Crossing a busy road can trigger strong emotions, as anyone who has held the hand of a small child and waited for the ‘green man’ to appear as lorries hurtle past, will tell you. The circulatory system at the Elephant & Castle is complex and frantic, requiring pedestrians to traverse wide expanses of highway to get from one part to the other, from the Shopping Centre to the London College of Communication, or from the giant Wetherspoons to the Tube station.
So we felt for the robot, as it waited on the pavement/cycle path alongside alert, cautious pedestrians. Indeed, the ‘feelings’ we attributed to it were, precisely, those of alertness and caution. There was robo-cuteness — a quality that’s been strip-mined by Hollywood in the cause of family entertainment — in the evident fact that this machine, for all its vaunted superior technology and intelligence, had to wait for the lights to change, just like the rest of us.

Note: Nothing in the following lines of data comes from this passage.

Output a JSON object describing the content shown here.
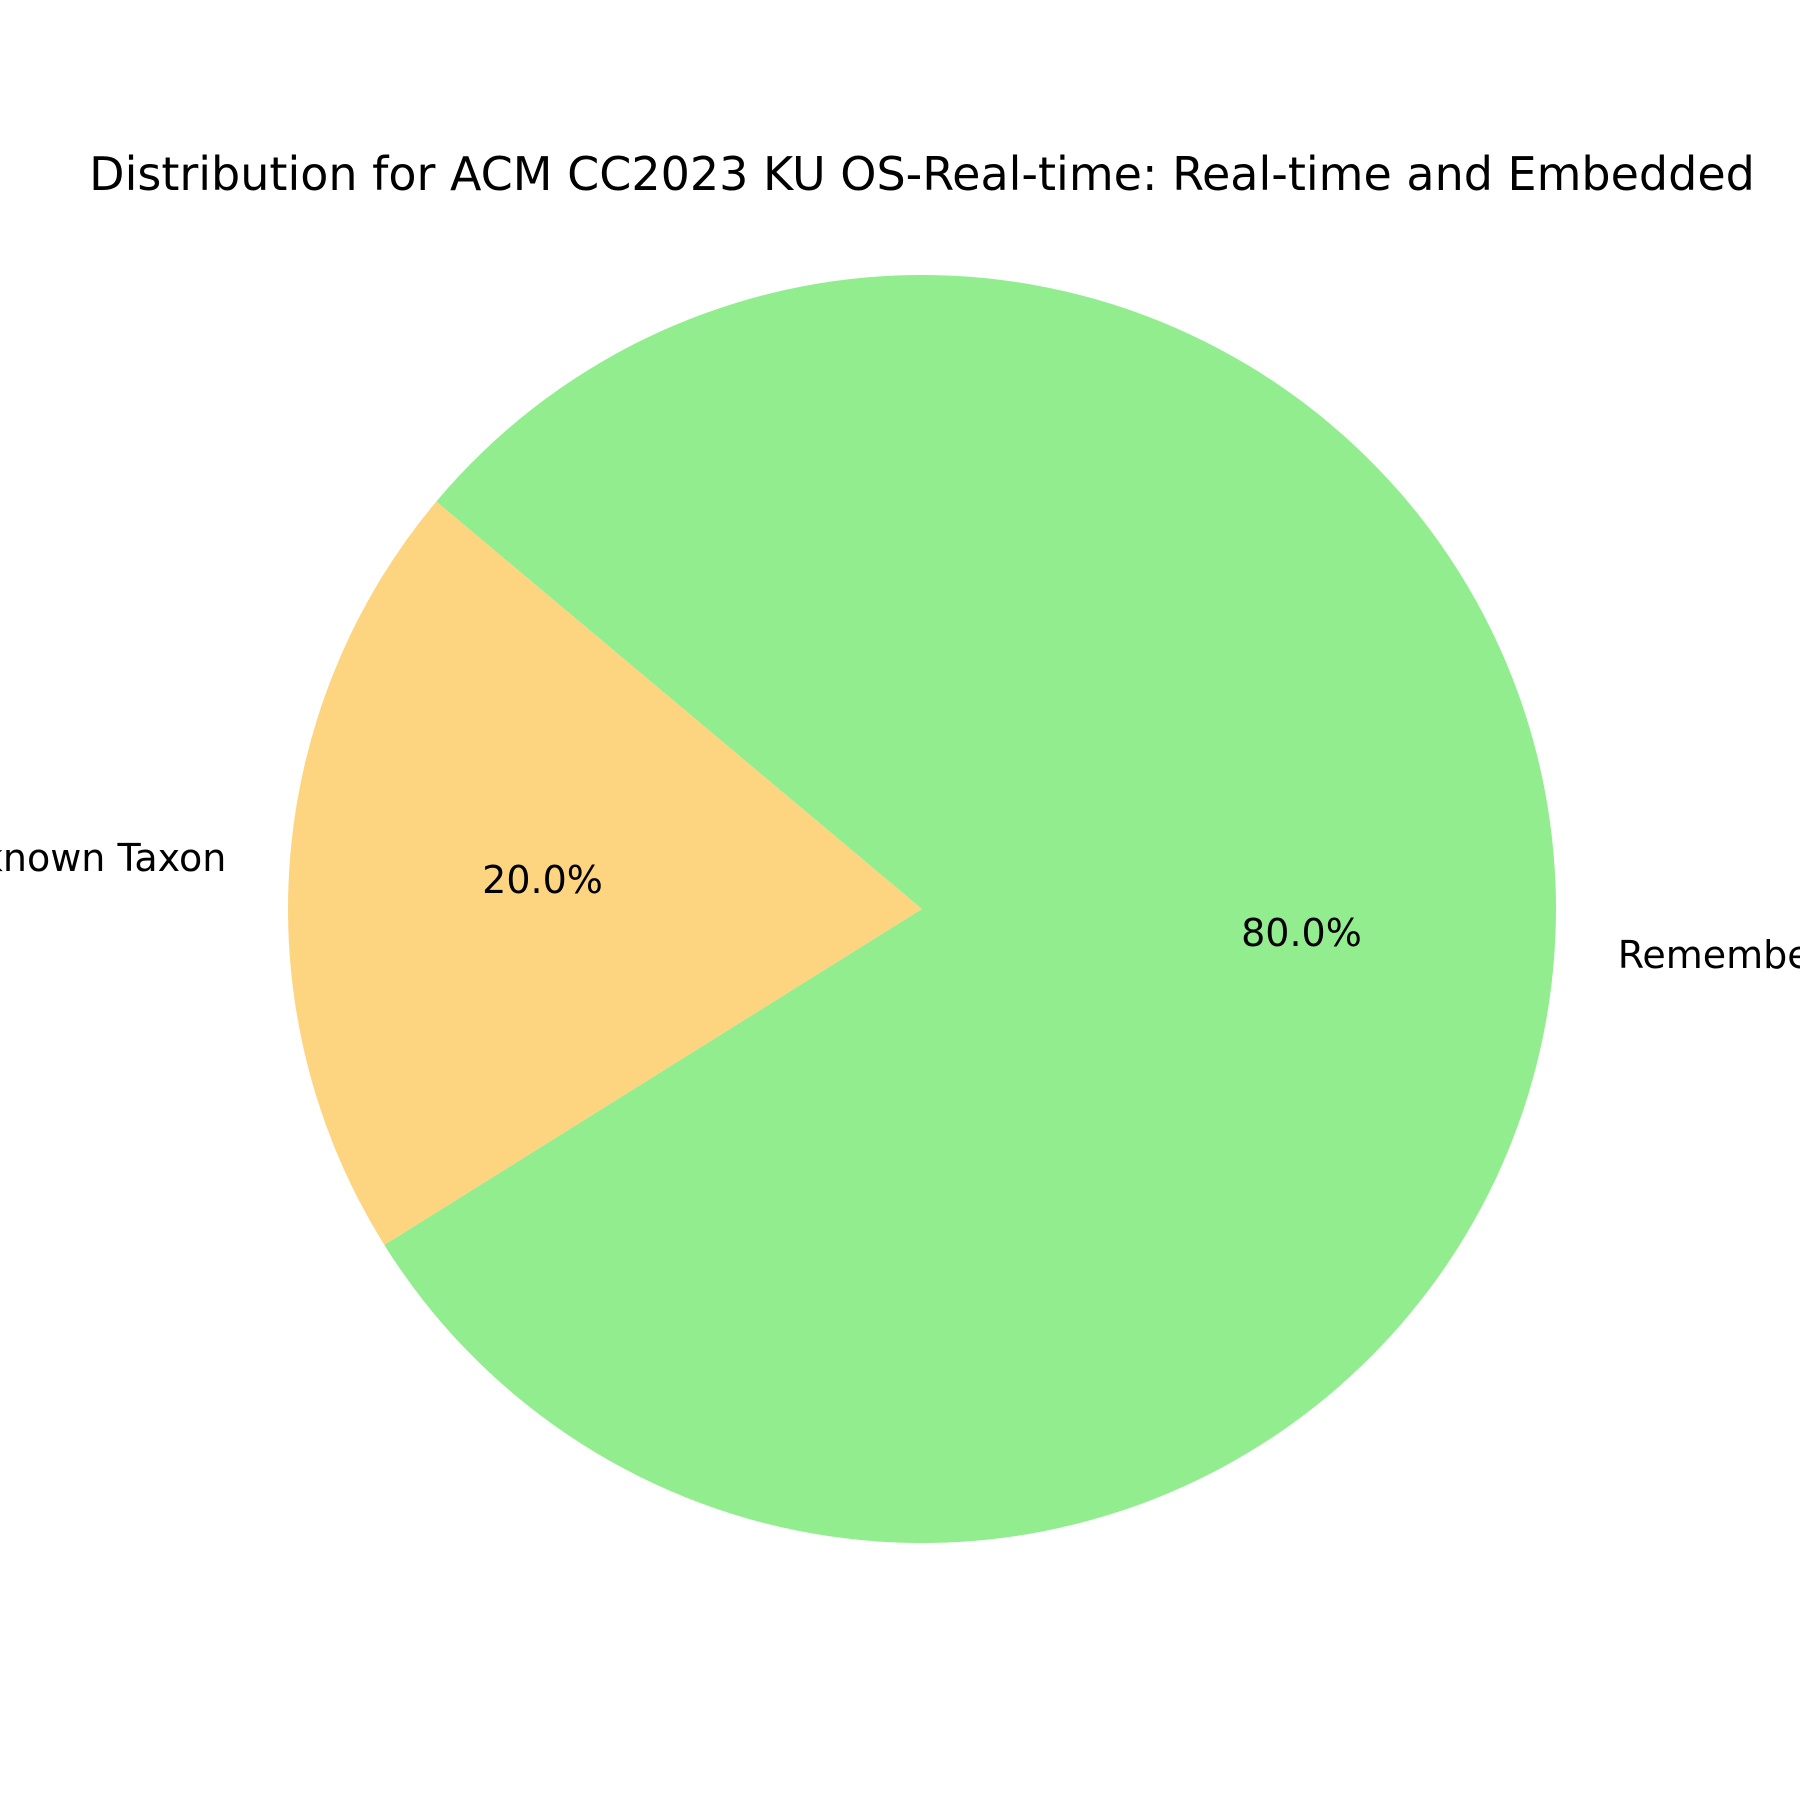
{
  "chart_data": {
    "type": "pie",
    "title": "Distribution for ACM CC2023 KU OS-Real-time: Real-time and Embedded",
    "slices": [
      {
        "label": "Unknown Taxon",
        "value": 20.0,
        "pct_label": "20.0%",
        "color": "#fdd581"
      },
      {
        "label": "Remember Taxon",
        "value": 80.0,
        "pct_label": "80.0%",
        "color": "#92ed8f"
      }
    ],
    "start_angle_deg": 140,
    "direction": "counterclockwise"
  }
}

There was speculation amongst the coffee-drinkers — admin workers from nearby Southbank University, damp-haired swimmers and students — about how it knew when to cross. When a gap in the traffic appeared, long enough for some of the waiting humans to make a dash for it despite the red light, the robot stayed put, sticking doggedly to the rules. Perhaps we admired its restraint, its lack of precipitancy, its ability to wait with equanimity. Indeed, a couple of people, me included, explicitly remarked on its apparent ‘patience’.
Eventually the lights changed and it trundled off over the crossing, across four lanes of halted traffic, disappearing into the buzz of people at the foot of the Shopping Centre.

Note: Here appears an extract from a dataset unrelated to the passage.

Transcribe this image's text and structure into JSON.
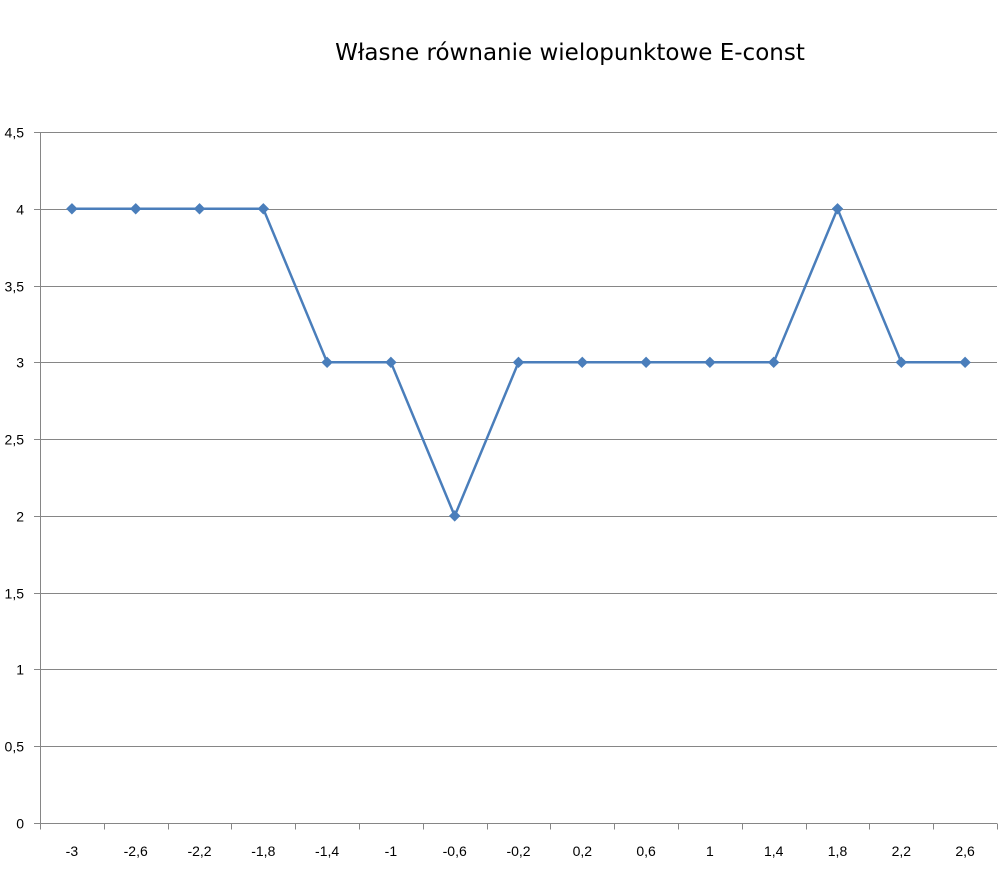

The two young women with whom I was sharing a table immediately struck up a robot-related conversation and we worked through our mixed feelings about the encounter. Despite all the chatter and speculation and earnest commentary that’s around, for most of us it was the first time we had actually seen one of the things. We chatted about AI and driverless cars and who they would kill in a split-second ethical dilemma and eventually drifted back to our phones.

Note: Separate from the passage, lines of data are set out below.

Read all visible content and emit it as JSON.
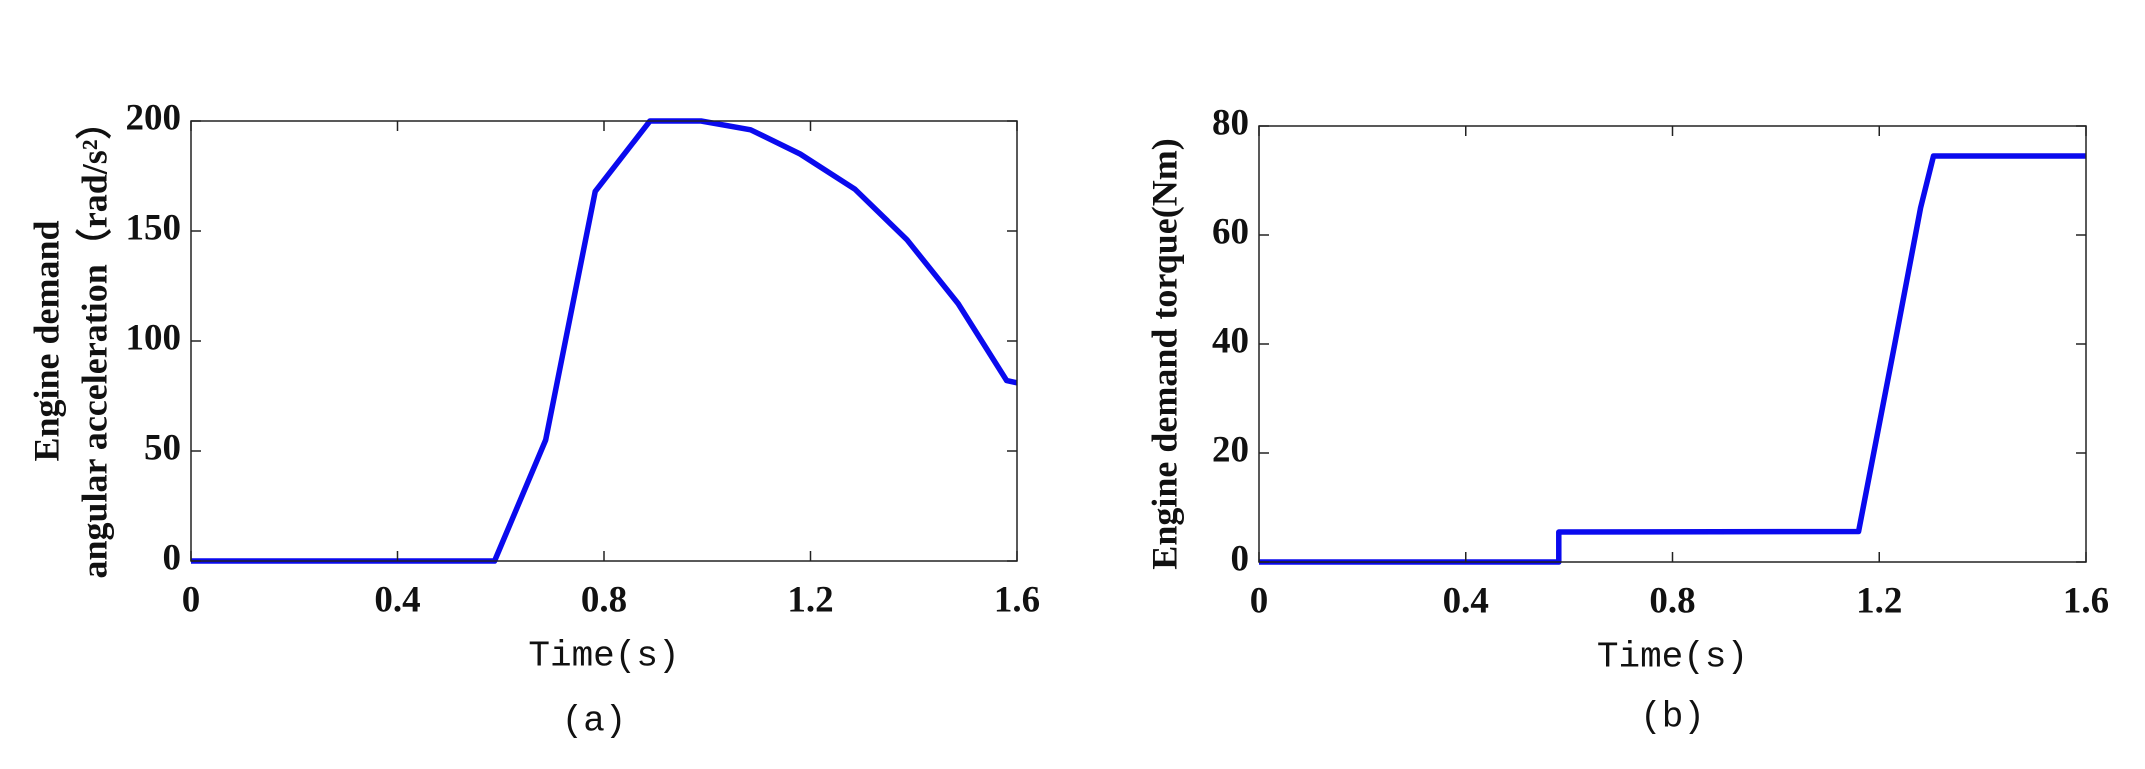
{
  "chart_data": [
    {
      "type": "line",
      "caption": "(a)",
      "xlabel": "Time(s)",
      "ylabel": [
        "Engine demand",
        "angular acceleration（rad/s²）"
      ],
      "x": [
        0,
        0.588,
        0.687,
        0.783,
        0.889,
        0.988,
        1.084,
        1.18,
        1.286,
        1.387,
        1.486,
        1.58,
        1.6
      ],
      "series": [
        {
          "name": "Engine demand angular acceleration",
          "color": "#0a0aee",
          "values": [
            0,
            0,
            55,
            168,
            200,
            200,
            196,
            185,
            169,
            146,
            117,
            82,
            81
          ]
        }
      ],
      "xlim": [
        0,
        1.6
      ],
      "xticks": [
        0,
        0.4,
        0.8,
        1.2,
        1.6
      ],
      "ylim": [
        0,
        200
      ],
      "yticks": [
        0,
        50,
        100,
        150,
        200
      ],
      "grid": false
    },
    {
      "type": "line",
      "caption": "(b)",
      "xlabel": "Time(s)",
      "ylabel": [
        "Engine demand  torque(Nm)"
      ],
      "x": [
        0,
        0.58,
        0.58,
        1.16,
        1.23,
        1.28,
        1.305,
        1.6
      ],
      "series": [
        {
          "name": "Engine demand torque",
          "color": "#0a0aee",
          "values": [
            0,
            0,
            5.5,
            5.6,
            40,
            65,
            74.5,
            74.5
          ]
        }
      ],
      "xlim": [
        0,
        1.6
      ],
      "xticks": [
        0,
        0.4,
        0.8,
        1.2,
        1.6
      ],
      "ylim": [
        0,
        80
      ],
      "yticks": [
        0,
        20,
        40,
        60,
        80
      ],
      "grid": false
    }
  ]
}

I posted a photograph on Twitter and a steady stream of comments, likes and retweets followed that continues several days later. Which makes me think that we weren’t the only robo-virgins around, nor the only ones to wonder about the nature of our responses.
One of the Twitter comments simply said ‘Just Eat’ and rapidly punctured any anthropomorphic illusions I might have retained about the sighting. The food delivery service has been trialing robots in some parts of London, having announced in December last year that ‘Simone’ from Greenwich was “the first person in the world to receive her order by robot”.
However, I suspect that my fellow Tweeter is mistaken.
In April, The Independent reported that “Hermes has announced a new trial for self-driving delivery robots in the UK.” — in Southwark — which for me briefly evoked a dystopian vision of £12,000 handbags being transported around the borough in mobile strongboxes. The truth is more prosaic; this Hermes is an un-accented courier company, and the robots — a product of Starship Technologies, yet another startup from the founders of Skype — are controlled by human operators. They are being tested as an efficient means of collecting returned online orders. As with many early-stage tech-based enterprises, full automation is some way off and human control behind the scenes presently supports an illusory autonomy.
Which means that, when we were sentimentally watching that robot wait for the gyring traffic to come to a stop, what we were actually seeing was the behaviour of an ‘operator’ in a Hermes control centre, following the current procedure of “assuming control in challenging situations, such as road crossings.”
We were watching actual human behaviour all along, mediated through a cool-box on wheels. No wonder we read the pre-crossing moment as a familiar emotional trigger.
Our emotional responses to the most basic of robots are only just starting to be triggered. And, already, they’re not necessarily what they first seem. Watch this space.